In 1988, he became one of the principal advocates of the policy of preserving the isolation of Indians who showed no interest in contacting “whites”. This policy followed the traditional stance of anthropologists and governments, based on contact to "protect", "acculturate", and "integrate" indigenous peoples.

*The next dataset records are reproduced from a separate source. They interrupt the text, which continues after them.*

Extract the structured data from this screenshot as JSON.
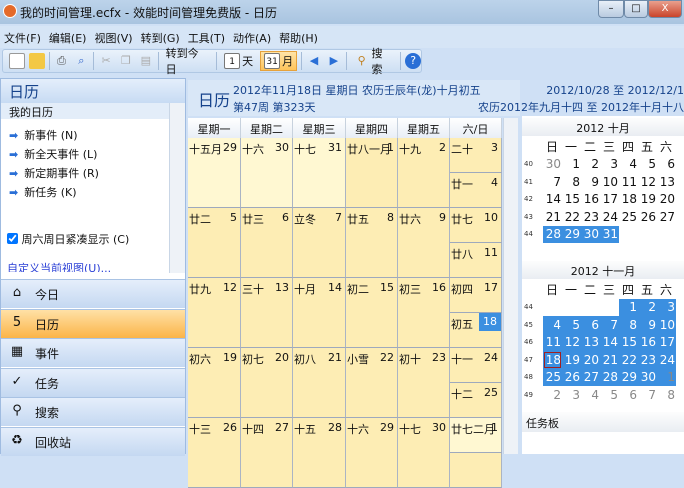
{
  "window": {
    "title": "我的时间管理.ecfx - 效能时间管理免费版 - 日历",
    "minimize": "–",
    "maximize": "□",
    "close": "X"
  },
  "menu": [
    "文件(F)",
    "编辑(E)",
    "视图(V)",
    "转到(G)",
    "工具(T)",
    "动作(A)",
    "帮助(H)"
  ],
  "toolbar": {
    "today": "转到今日",
    "day_icon": "1",
    "day": "天",
    "month_icon": "31",
    "month": "月",
    "search": "搜索",
    "help": "?"
  },
  "left": {
    "title": "日历",
    "section": "我的日历",
    "tasks": [
      "新事件 (N)",
      "新全天事件 (L)",
      "新定期事件 (R)",
      "新任务 (K)"
    ],
    "compact_label": "周六周日紧凑显示 (C)",
    "compact_checked": true,
    "customize": "自定义当前视图(U)...",
    "nav": [
      {
        "label": "今日",
        "icon": "⌂"
      },
      {
        "label": "日历",
        "icon": "5"
      },
      {
        "label": "事件",
        "icon": "▦"
      },
      {
        "label": "任务",
        "icon": "✓"
      },
      {
        "label": "搜索",
        "icon": "⚲"
      },
      {
        "label": "回收站",
        "icon": "♻"
      }
    ]
  },
  "header": {
    "title": "日历",
    "date": "2012年11月18日 星期日 农历壬辰年(龙)十月初五",
    "week": "第47周 第323天",
    "range": "2012/10/28 至 2012/12/1",
    "lunar_range": "农历2012年九月十四 至 2012年十月十八"
  },
  "weekdays": [
    "星期一",
    "星期二",
    "星期三",
    "星期四",
    "星期五",
    "六/日"
  ],
  "weeks": [
    [
      [
        "十五月",
        "29"
      ],
      [
        "十六",
        "30"
      ],
      [
        "十七",
        "31"
      ],
      [
        "廿八一月",
        "1"
      ],
      [
        "十九",
        "2"
      ],
      [
        "二十",
        "3"
      ],
      [
        "廿一",
        "4"
      ]
    ],
    [
      [
        "廿二",
        "5"
      ],
      [
        "廿三",
        "6"
      ],
      [
        "立冬",
        "7"
      ],
      [
        "廿五",
        "8"
      ],
      [
        "廿六",
        "9"
      ],
      [
        "廿七",
        "10"
      ],
      [
        "廿八",
        "11"
      ]
    ],
    [
      [
        "廿九",
        "12"
      ],
      [
        "三十",
        "13"
      ],
      [
        "十月",
        "14"
      ],
      [
        "初二",
        "15"
      ],
      [
        "初三",
        "16"
      ],
      [
        "初四",
        "17"
      ],
      [
        "初五",
        "18"
      ]
    ],
    [
      [
        "初六",
        "19"
      ],
      [
        "初七",
        "20"
      ],
      [
        "初八",
        "21"
      ],
      [
        "小雪",
        "22"
      ],
      [
        "初十",
        "23"
      ],
      [
        "十一",
        "24"
      ],
      [
        "十二",
        "25"
      ]
    ],
    [
      [
        "十三",
        "26"
      ],
      [
        "十四",
        "27"
      ],
      [
        "十五",
        "28"
      ],
      [
        "十六",
        "29"
      ],
      [
        "十七",
        "30"
      ],
      [
        "廿七二月",
        "1"
      ],
      [
        "",
        ""
      ]
    ]
  ],
  "today": "18",
  "mini": {
    "dow": [
      "日",
      "一",
      "二",
      "三",
      "四",
      "五",
      "六"
    ],
    "months": [
      {
        "title": "2012 十月",
        "weeks": [
          [
            "40",
            "30",
            "1",
            "2",
            "3",
            "4",
            "5",
            "6"
          ],
          [
            "41",
            "7",
            "8",
            "9",
            "10",
            "11",
            "12",
            "13"
          ],
          [
            "42",
            "14",
            "15",
            "16",
            "17",
            "18",
            "19",
            "20"
          ],
          [
            "43",
            "21",
            "22",
            "23",
            "24",
            "25",
            "26",
            "27"
          ],
          [
            "44",
            "28",
            "29",
            "30",
            "31",
            "",
            "",
            ""
          ]
        ]
      },
      {
        "title": "2012 十一月",
        "weeks": [
          [
            "44",
            "",
            "",
            "",
            "",
            "1",
            "2",
            "3"
          ],
          [
            "45",
            "4",
            "5",
            "6",
            "7",
            "8",
            "9",
            "10"
          ],
          [
            "46",
            "11",
            "12",
            "13",
            "14",
            "15",
            "16",
            "17"
          ],
          [
            "47",
            "18",
            "19",
            "20",
            "21",
            "22",
            "23",
            "24"
          ],
          [
            "48",
            "25",
            "26",
            "27",
            "28",
            "29",
            "30",
            "1"
          ],
          [
            "49",
            "2",
            "3",
            "4",
            "5",
            "6",
            "7",
            "8"
          ]
        ]
      }
    ]
  },
  "taskboard": "任务板",
  "colors": {
    "accent": "#3b8fe0",
    "cell": "#fdedb4",
    "selected_nav": "#fbb448"
  }
}
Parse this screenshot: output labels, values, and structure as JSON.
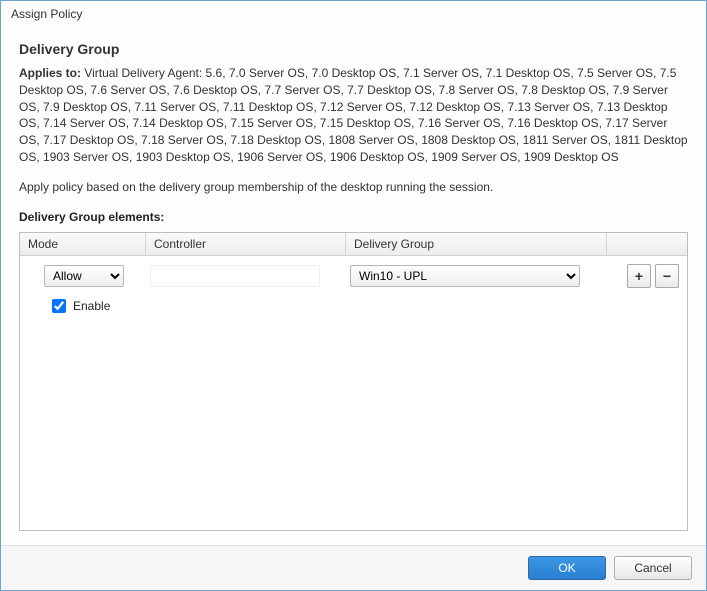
{
  "dialogTitle": "Assign Policy",
  "sectionHeading": "Delivery Group",
  "appliesToLabel": "Applies to:",
  "appliesToText": "Virtual Delivery Agent: 5.6, 7.0 Server OS, 7.0 Desktop OS, 7.1 Server OS, 7.1 Desktop OS, 7.5 Server OS, 7.5 Desktop OS, 7.6 Server OS, 7.6 Desktop OS, 7.7 Server OS, 7.7 Desktop OS, 7.8 Server OS, 7.8 Desktop OS, 7.9 Server OS, 7.9 Desktop OS, 7.11 Server OS, 7.11 Desktop OS, 7.12 Server OS, 7.12 Desktop OS, 7.13 Server OS, 7.13 Desktop OS, 7.14 Server OS, 7.14 Desktop OS, 7.15 Server OS, 7.15 Desktop OS, 7.16 Server OS, 7.16 Desktop OS, 7.17 Server OS, 7.17 Desktop OS, 7.18 Server OS, 7.18 Desktop OS, 1808 Server OS, 1808 Desktop OS, 1811 Server OS, 1811 Desktop OS, 1903 Server OS, 1903 Desktop OS, 1906 Server OS, 1906 Desktop OS, 1909 Server OS, 1909 Desktop OS",
  "description": "Apply policy based on the delivery group membership of the desktop running the session.",
  "elementsLabel": "Delivery Group elements:",
  "columns": {
    "mode": "Mode",
    "controller": "Controller",
    "deliveryGroup": "Delivery Group"
  },
  "rows": [
    {
      "mode": "Allow",
      "controller": "",
      "deliveryGroup": "Win10 - UPL",
      "enable": true
    }
  ],
  "enableLabel": "Enable",
  "icons": {
    "plus": "+",
    "minus": "−"
  },
  "buttons": {
    "ok": "OK",
    "cancel": "Cancel"
  }
}
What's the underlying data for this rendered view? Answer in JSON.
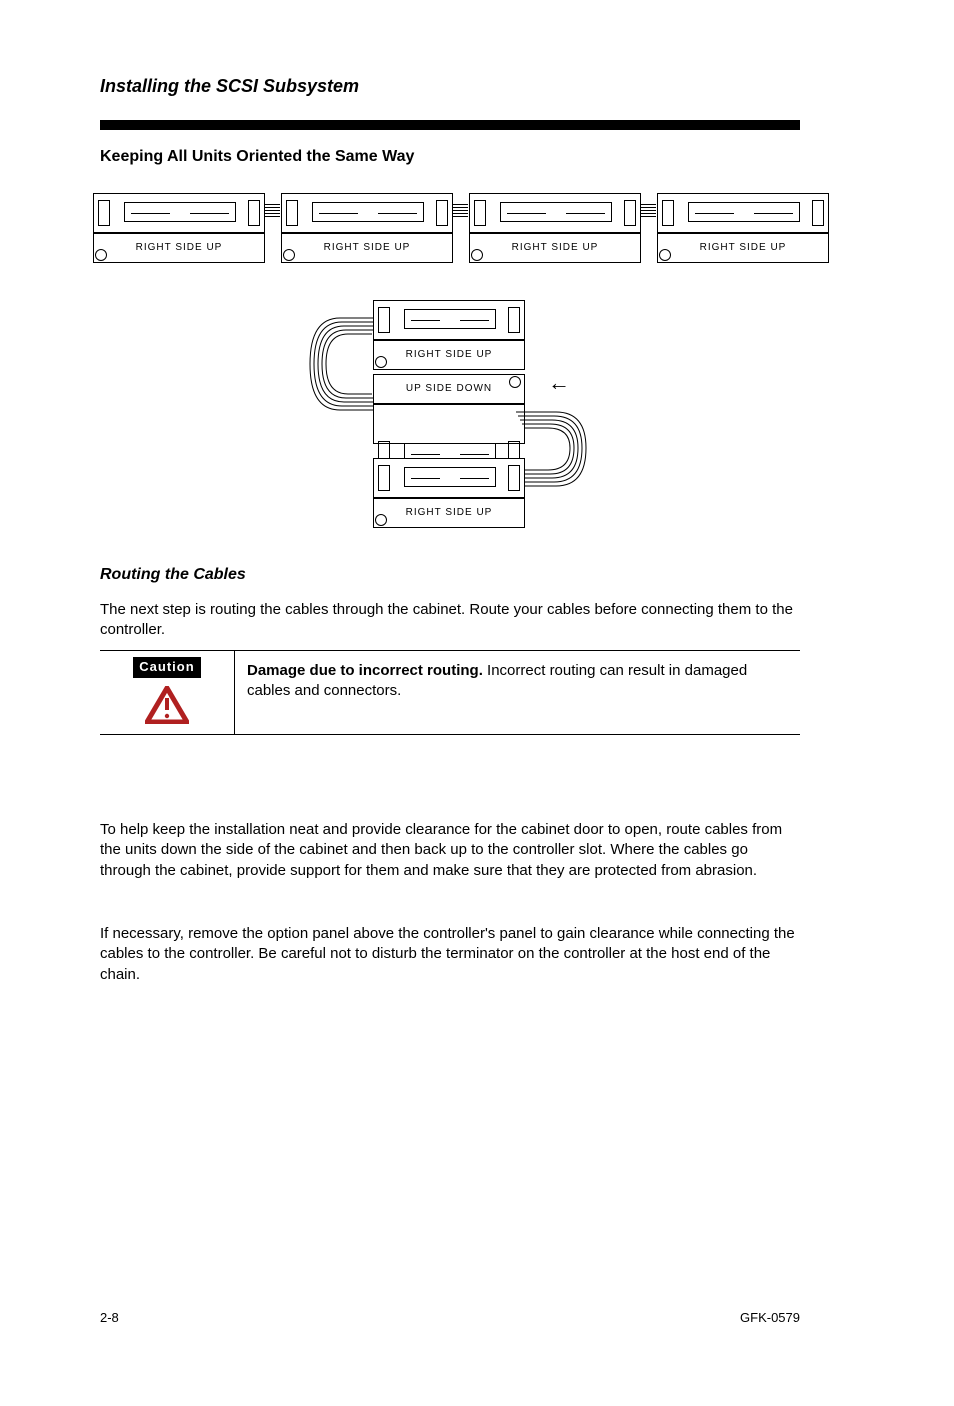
{
  "chapter": "Installing the SCSI Subsystem",
  "section_title": "Keeping All Units Oriented the Same Way",
  "routing": {
    "heading": "Routing the Cables",
    "intro": "The next step is routing the cables through the cabinet. Route your cables before connecting them to the controller.",
    "caution_label": "Caution",
    "caution_head": "Damage due to incorrect routing.",
    "caution_body": "Incorrect routing can result in damaged cables and connectors.",
    "para1": "To help keep the installation neat and provide clearance for the cabinet door to open, route cables from the units down the side of the cabinet and then back up to the controller slot. Where the cables go through the cabinet, provide support for them and make sure that they are protected from abrasion.",
    "para2": "If necessary, remove the option panel above the controller's panel to gain clearance while connecting the cables to the controller. Be careful not to disturb the terminator on the controller at the host end of the chain."
  },
  "diagram": {
    "row_labels": [
      "RIGHT SIDE UP",
      "RIGHT SIDE UP",
      "RIGHT SIDE UP",
      "RIGHT SIDE UP"
    ],
    "stack_labels": [
      "RIGHT SIDE UP",
      "UP SIDE DOWN",
      "",
      "RIGHT SIDE UP"
    ]
  },
  "footer": {
    "page": "2-8",
    "doc": "GFK-0579"
  }
}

Meirelles has been part of the leadership of the FUNAI's Isolated Indians group (Índios Isolados da FUNAI) since its creation in 1987 by Sydney Possuelo, a specialist in indigenous issues, and he also coordinates the Ethnoenvironmental Protection Front of the Envira River (Frente de Proteção Etnoambiental do Rio Envira (FPERE)) , in Acre, headquartered in the city of Feijó. In this capacity he has faced various dangers: he was shot in the face with an arrow in 2004 and, in the 1980s, his group was attacked by isolated Indians. Meirelles killed one of them in order to keep his father-in-law from being killed, something he now considers one of the great traumas of his life.